Objectifs de la formation
- Accompagner l’établissement dans la préparation de son audit circuit du médicament
- Créer une dynamique pour une démarche Qualité continue au sein de l’établissement
- Être prêt pour la visite d’évaluation
- Être autonome pour le pilotage de l’amélioration continue au fil de l’eau
Profil des bénéficiaires
Pour qui
- SECTEUR : médico-social et sanitaire
- Tout professionnel de l’établissement, agent, encadrant, équipe de direction participant au circuit du médicament
Prérequis
- Méthodologique : aucun pré-requis
- Matériel : disposer d’un ordinateur connecté au wifi et, le cas échéant, de ses codes d’accès habituels à AGEVAL
Contenu de la formation
Phase 1 – 0.5 jour de préparation à distance + visio
- Prise de connaissance de l’établissement, de la documentation (organisation du circuit du médicament, procédure…)
- Planification des entretiens et des méthodes
- Préparation des grilles et personnalisation des champs d’application selon le type d’établissement
Phase 2 – 2 jours d’auto-évaluation sur site avec le référentiel HAS
- Audit sur les 3 thématiques : Politique de sécurisation menée par l’établissement : pilotage, prévention, information / formation, retours d’expérience, synergie avec la pharmacie / Sécurisation du processus de la prise en charge médicamenteuse dans ses différentes étapes (de la prescription à l’administration)/ Sécurisation du stockage des médicaments (organisation et gestion du stockage)

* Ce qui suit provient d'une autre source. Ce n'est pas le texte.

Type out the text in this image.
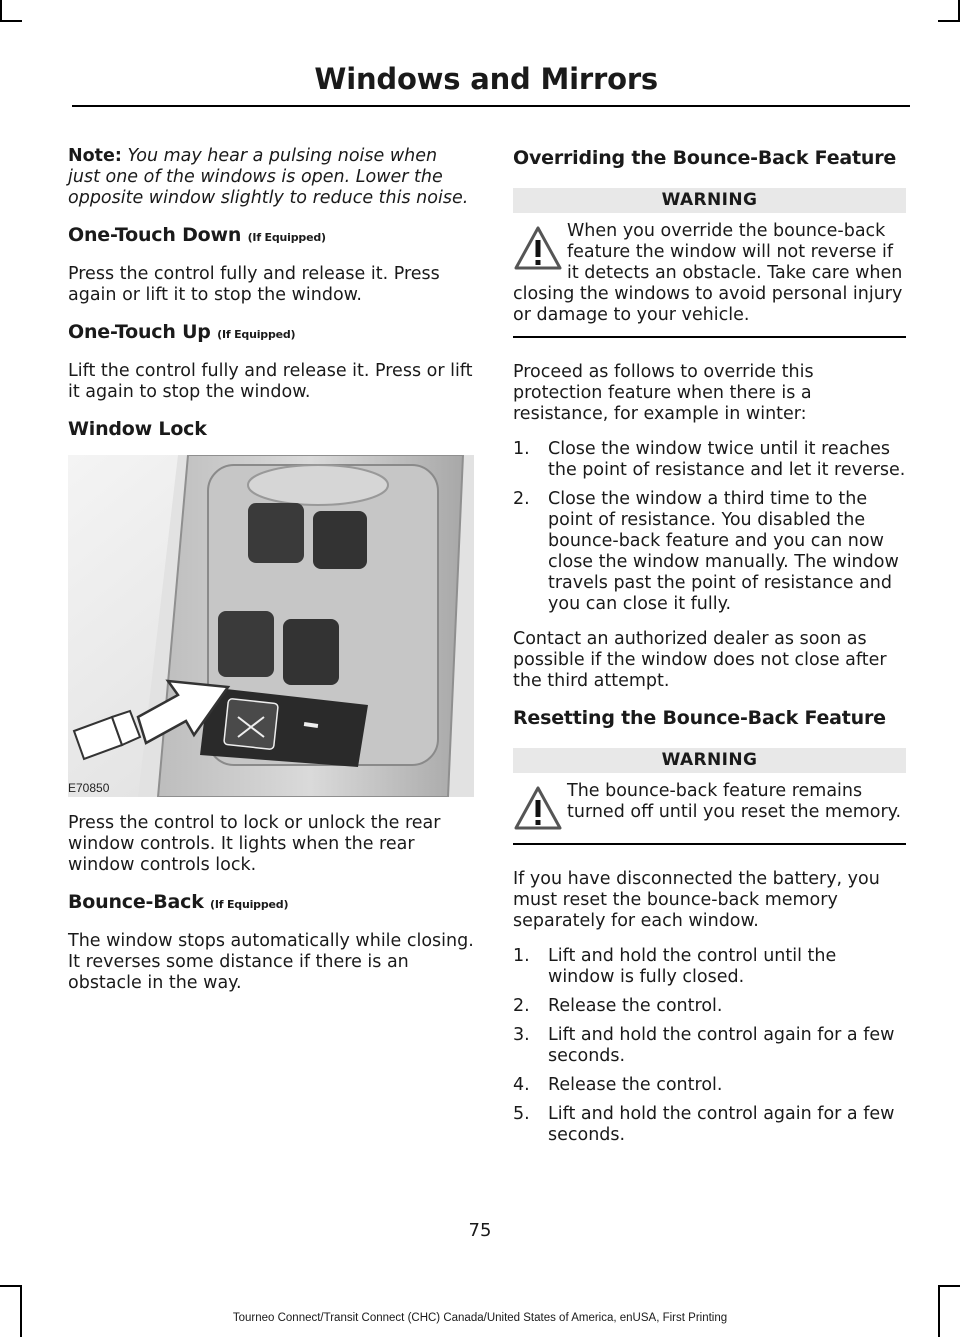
Windows and Mirrors

Note: You may hear a pulsing noise when just one of the windows is open. Lower the opposite window slightly to reduce this noise.

One-Touch Down (If Equipped)

Press the control fully and release it. Press again or lift it to stop the window.

One-Touch Up (If Equipped)

Lift the control fully and release it. Press or lift it again to stop the window.

Window Lock
E70850

Press the control to lock or unlock the rear window controls. It lights when the rear window controls lock.

Bounce-Back (If Equipped)

The window stops automatically while closing. It reverses some distance if there is an obstacle in the way.

Overriding the Bounce-Back Feature
WARNING
When you override the bounce-back feature the window will not reverse if it detects an obstacle. Take care when closing the windows to avoid personal injury or damage to your vehicle.

Proceed as follows to override this protection feature when there is a resistance, for example in winter:

1. Close the window twice until it reaches the point of resistance and let it reverse.
2. Close the window a third time to the point of resistance. You disabled the bounce-back feature and you can now close the window manually. The window travels past the point of resistance and you can close it fully.

Contact an authorized dealer as soon as possible if the window does not close after the third attempt.

Resetting the Bounce-Back Feature
WARNING
The bounce-back feature remains turned off until you reset the memory.

If you have disconnected the battery, you must reset the bounce-back memory separately for each window.

1. Lift and hold the control until the window is fully closed.
2. Release the control.
3. Lift and hold the control again for a few seconds.
4. Release the control.
5. Lift and hold the control again for a few seconds.
75
Tourneo Connect/Transit Connect (CHC) Canada/United States of America, enUSA, First Printing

- Analyse des 7 axes de sécurisation : Prévention, pilotage, entrée et sortie du résident, prescription et dispensation, préparation et administration, organisation du stockage, gestion du stockage / Evaluation et cotations des critères / Analyse des points forts et points d’amélioration / Construction du plan d’action relatif au circuit du médicament
Phase 3 – 0.5 jour à distance de clôture pour rédaction / restitution
- Formalisation de la synthèse et du plan d’actions (travail de bureau)
- Restitution des résultats en visio
- Transmission des données / fichiers à l’établissement
Équipe pédagogique
Nos consultant.e.s sont expert·e·s dans leur domaine d’intervention et ont une expérience terrain dans le secteur d’activité dans lequel elles ou ils interviennent. Le profil spécifique (ingénieur·e qualité gestion des risques, professionnel·le de santé, psychologue, etc.) est défini pour chaque projet d’accompagnement en fonction des établissements.
Suivi de l’exécution et évaluation des résultats
- Au terme de l’accompagnement proposé, l’établissement sera doté des livrables suivants : Rapport d’auto-évaluation de l’établissement selon le référentiel INTERDIAG de l’ANAP inclus sur la plateforme AGEVAL de l’établissement (fichier pdf) et Plan d’actions issu de l’audit inclus sur la plateforme AGEVAL de l’établissement (Excel, PDF, fichier d’import).
- Pour la réussite de la mission, nous insistons sur la nécessaire implication des professionnels de l’établissement au sein des groupes de travail d’auto évaluation.
Ressources techniques et pédagogiques
- La plus-value de la proposition réside dans l’application de l’audit du circuit du médicament avec l’appui de l’outil AGEVAL parfaitement maitrisé par le consultant. L’outil AGEVAL peut ainsi servir de support pour la réalisation de la mission. Cela permettra à l’établissement une appropriation de la démarche et de l’outil par les professionnels et ainsi une pérennité de la démarche au-delà de l’intervention du consultant. La valeur ajoutée du consultant est également sa très bonne connaissance du secteur médico-social et sanitaire, sous-tendue par une expérience professionnelle solide.
Qualité et satisfaction
Ce programme d’accompagnement n’est pas concerné par les exigences Qualiopi.
Capacité d’accueil
Entre 1 et 12 apprenants
Accessibilité
Les personnes en situation de handicap sont invitées à nous contacter pour toutes questions relatives aux conditions d’accessibilité de cet accompagnement. Une référente handicap est nommée à AGEVAL FORMATIONS et des partenariats sont mis en place selon les besoins spécifiques identifiés.